In visualisation we took her back to the shop and she was actually panicking in the first session so we stopped. I engaged her in light conversation and, unbeknown to her, I started fishing. I asked about the last time she felt relaxed, which led to her telling me about a surprise birthday she’d been given a few years ago. I watched as she smiled at the memory then as she puffed wistfully ‘Ah, but that feels like so long ago,’ and the frown reappeared as she sagged into her chair.

Surprise – Shutterfly.com

I half whispered “Close your eyes Kerry…… that’s it, let your shoulders down from your ears, (and she giggled) stretch your jaw and let it fall, relaxed.” she did. “Now, let’s go back to that party — “Tell me, what did you see when you walked in?” She’s smiling now and telling me of all the family and friends greeting her, the decorated venue, the flowers and gifts……….

“Tell me what was it you heard?” She spoke of everyone cheering, singing happy birthday, all the greetings, the music…… her smile got wider.

“Were there any smells that you remember?” She babbled on about the overwhelming perfumes and aftershaves as everyone hugged her…….. When asked about any tastes, she raved on about the cake and laughed at how bad the ‘cheap’ champagne was.

“What were you feeling Kerry, can you remember?” She was grinning like the cat that got the cream, giggling, smiling and — totally relaxed. “Okay Kerry,” I’m smiling now, I asked her to open her eyes. She gasped, wide eyed, then huffed and puffed, “Oh, my word, that was amazing, I didn’t want it to stop,” she beamed, still totally relaxed.

The next sessions were never going to be as fulfilling but after the next virtual ‘in vitro’ exposure to her shopping anxiety, we ended with a happy ten-minute visualisation. We then went out together a few times for the ‘in vivo’ real-life shopping trips, which she eventually conquered, alone.

Free from panic – offset.com

Throughout the 12 weeks Kerry had been given visualisation exercises she could carry out at home and she practised them religiously, using all the five senses as much as she could. She was discharged from the DH, not cured of her anxiety, but free from the panic of shopping and confident in her new coping techniques. She said she would continue to practice visualisation at home to help with other situations that made her anxious. She visited many months later to tell us of her new part-time job as a children’s dance teacher, something she’d done before becoming mentally unwell and never thought she’d achieve again.

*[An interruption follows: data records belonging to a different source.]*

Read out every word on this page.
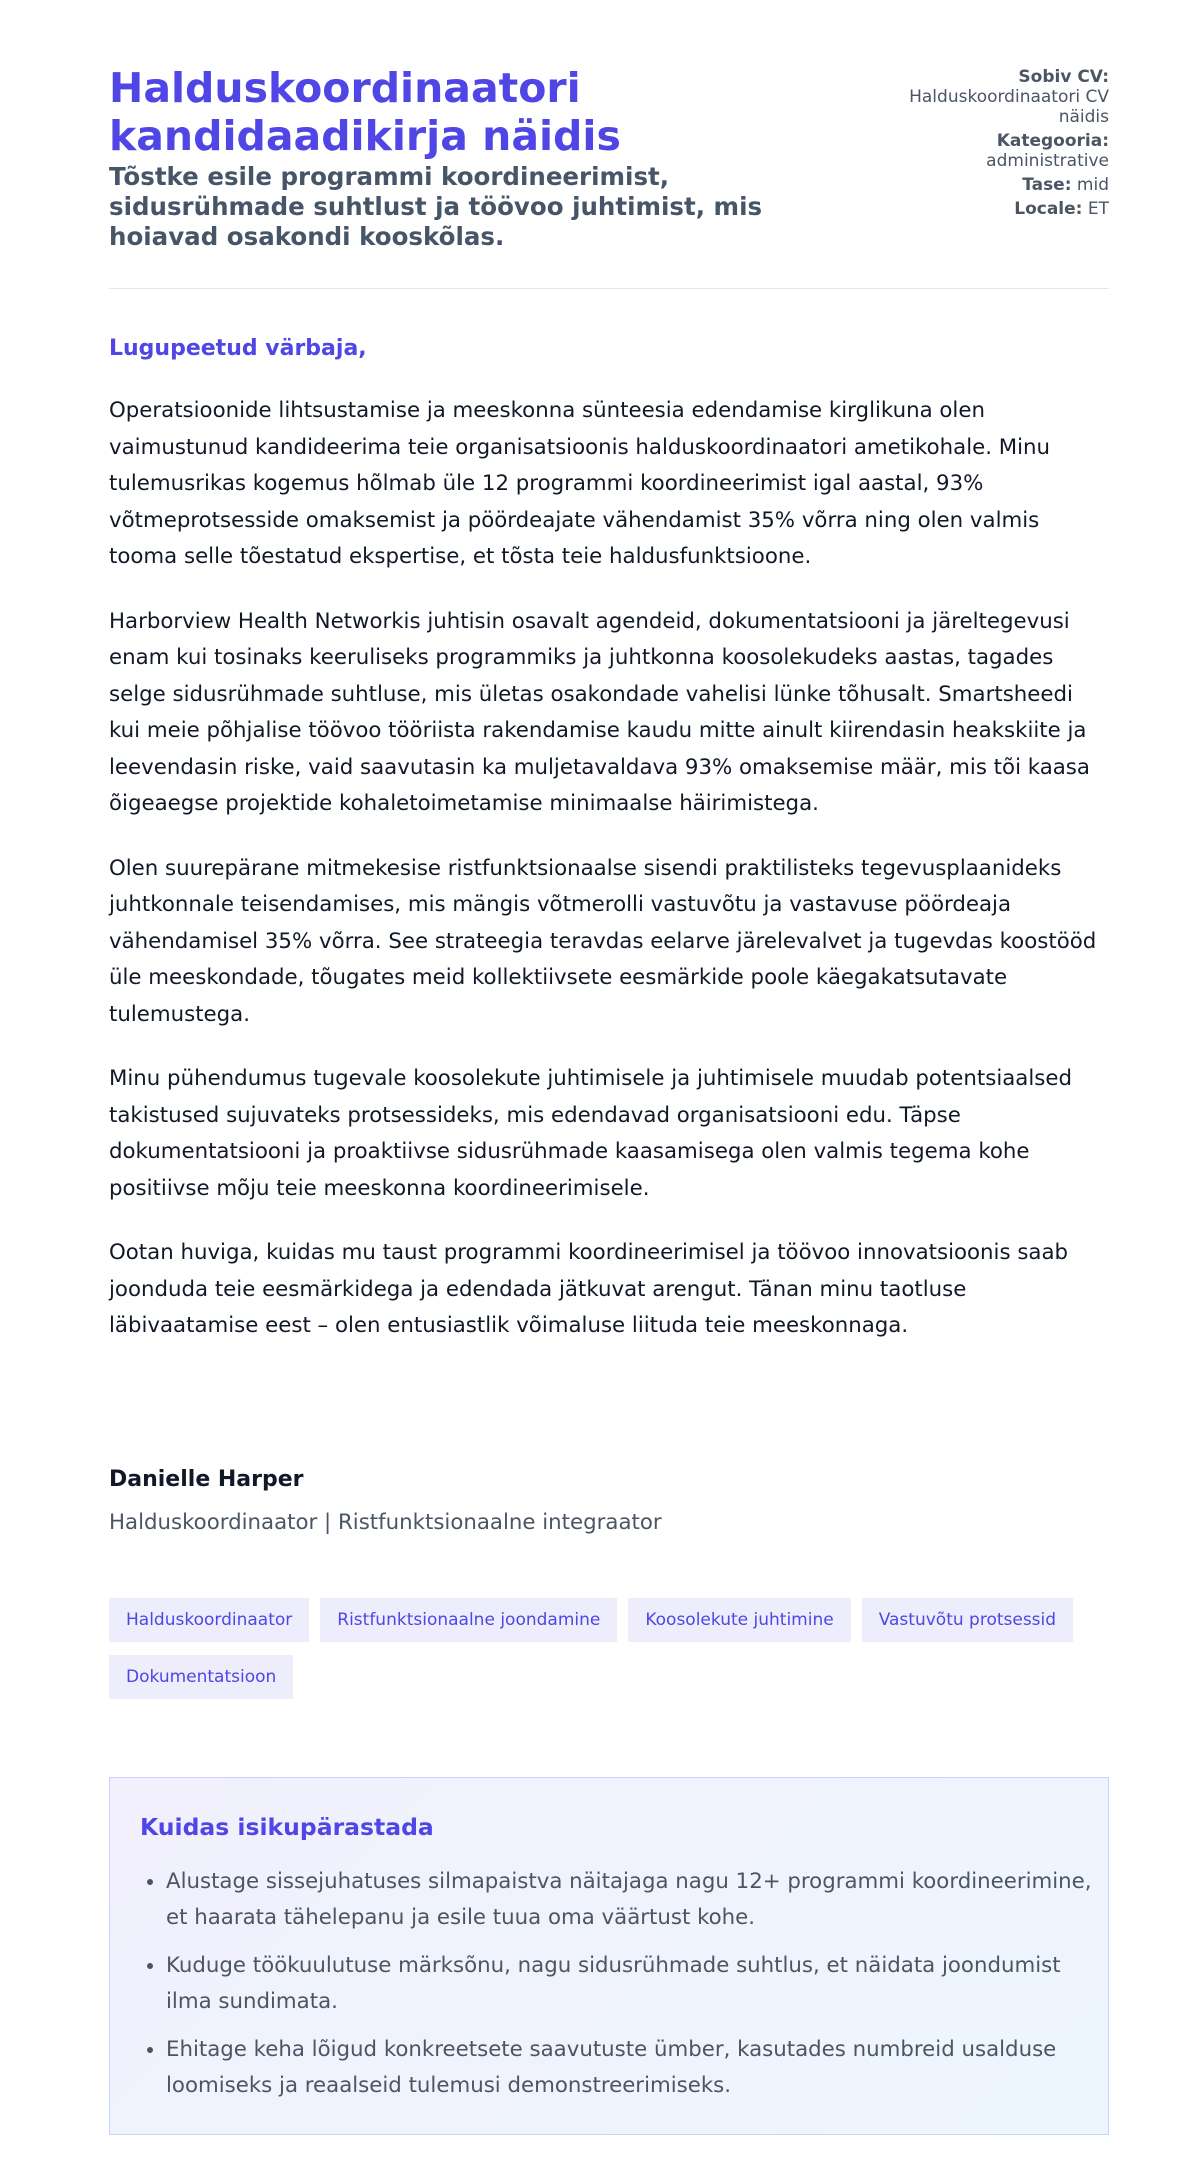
Halduskoordinaatori kandidaadikirja näidis
Tõstke esile programmi koordineerimist, sidusrühmade suhtlust ja töövoo juhtimist, mis hoiavad osakondi kooskõlas.
Sobiv CV:
Halduskoordinaatori CV näidis
Kategooria:
administrative
Tase: mid
Locale: ET

Lugupeetud värbaja,

Operatsioonide lihtsustamise ja meeskonna sünteesia edendamise kirglikuna olen vaimustunud kandideerima teie organisatsioonis halduskoordinaatori ametikohale. Minu tulemusrikas kogemus hõlmab üle 12 programmi koordineerimist igal aastal, 93% võtmeprotsesside omaksemist ja pöördeajate vähendamist 35% võrra ning olen valmis tooma selle tõestatud ekspertise, et tõsta teie haldusfunktsioone.

Harborview Health Networkis juhtisin osavalt agendeid, dokumentatsiooni ja järeltegevusi enam kui tosinaks keeruliseks programmiks ja juhtkonna koosolekudeks aastas, tagades selge sidusrühmade suhtluse, mis ületas osakondade vahelisi lünke tõhusalt. Smartsheedi kui meie põhjalise töövoo tööriista rakendamise kaudu mitte ainult kiirendasin heakskiite ja leevendasin riske, vaid saavutasin ka muljetavaldava 93% omaksemise määr, mis tõi kaasa õigeaegse projektide kohaletoimetamise minimaalse häirimistega.

Olen suurepärane mitmekesise ristfunktsionaalse sisendi praktilisteks tegevusplaanideks juhtkonnale teisendamises, mis mängis võtmerolli vastuvõtu ja vastavuse pöördeaja vähendamisel 35% võrra. See strateegia teravdas eelarve järelevalvet ja tugevdas koostööd üle meeskondade, tõugates meid kollektiivsete eesmärkide poole käegakatsutavate tulemustega.

Minu pühendumus tugevale koosolekute juhtimisele ja juhtimisele muudab potentsiaalsed takistused sujuvateks protsessideks, mis edendavad organisatsiooni edu. Täpse dokumentatsiooni ja proaktiivse sidusrühmade kaasamisega olen valmis tegema kohe positiivse mõju teie meeskonna koordineerimisele.

Ootan huviga, kuidas mu taust programmi koordineerimisel ja töövoo innovatsioonis saab joonduda teie eesmärkidega ja edendada jätkuvat arengut. Tänan minu taotluse läbivaatamise eest – olen entusiastlik võimaluse liituda teie meeskonnaga.

Danielle Harper

Halduskoordinaator | Ristfunktsionaalne integraator

Halduskoordinaator	Ristfunktsionaalne joondamine	Koosolekute juhtimine	Vastuvõtu protsessid
Dokumentatsioon
Kuidas isikupärastada
• Alustage sissejuhatuses silmapaistva näitajaga nagu 12+ programmi koordineerimine, et haarata tähelepanu ja esile tuua oma väärtust kohe.
• Kuduge töökuulutuse märksõnu, nagu sidusrühmade suhtlus, et näidata joondumist ilma sundimata.
• Ehitage keha lõigud konkreetsete saavutuste ümber, kasutades numbreid usalduse loomiseks ja reaalseid tulemusi demonstreerimiseks.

All our patients, regardless of their diagnosis, were welcome to attend visualisation and while it wasn’t easy if someone was experiencing hallucinations or were in a manic phase, we found that all patients benefited in one way or another.

So, can visualisation help reduce anxiety, panic attacks and phobias? Can visualisation help improve your mood? Does visualisation work? There’s much research to prove it does and yes, I certainly think so.

Visualisation – the right kind — Spring.org.uk

Now some might disagree. If it hasn’t worked or benefitted you in some way, I could suggest that perhaps the therapist wasn’t as qualified or skilled as is necessary to carry out effective visualisation techniques. I would also say that it’s really not an easy activity to carry out alone, without any therapeutic input. But, okay. I agree it’s not for everyone.

What do you think? Have you tried it? With or without a therapist’s support?

Disclaimer. Whilst I am a qualified practitioner, I do not suggest you try this at home. If you think this therapy might benefit you, speak to your GP.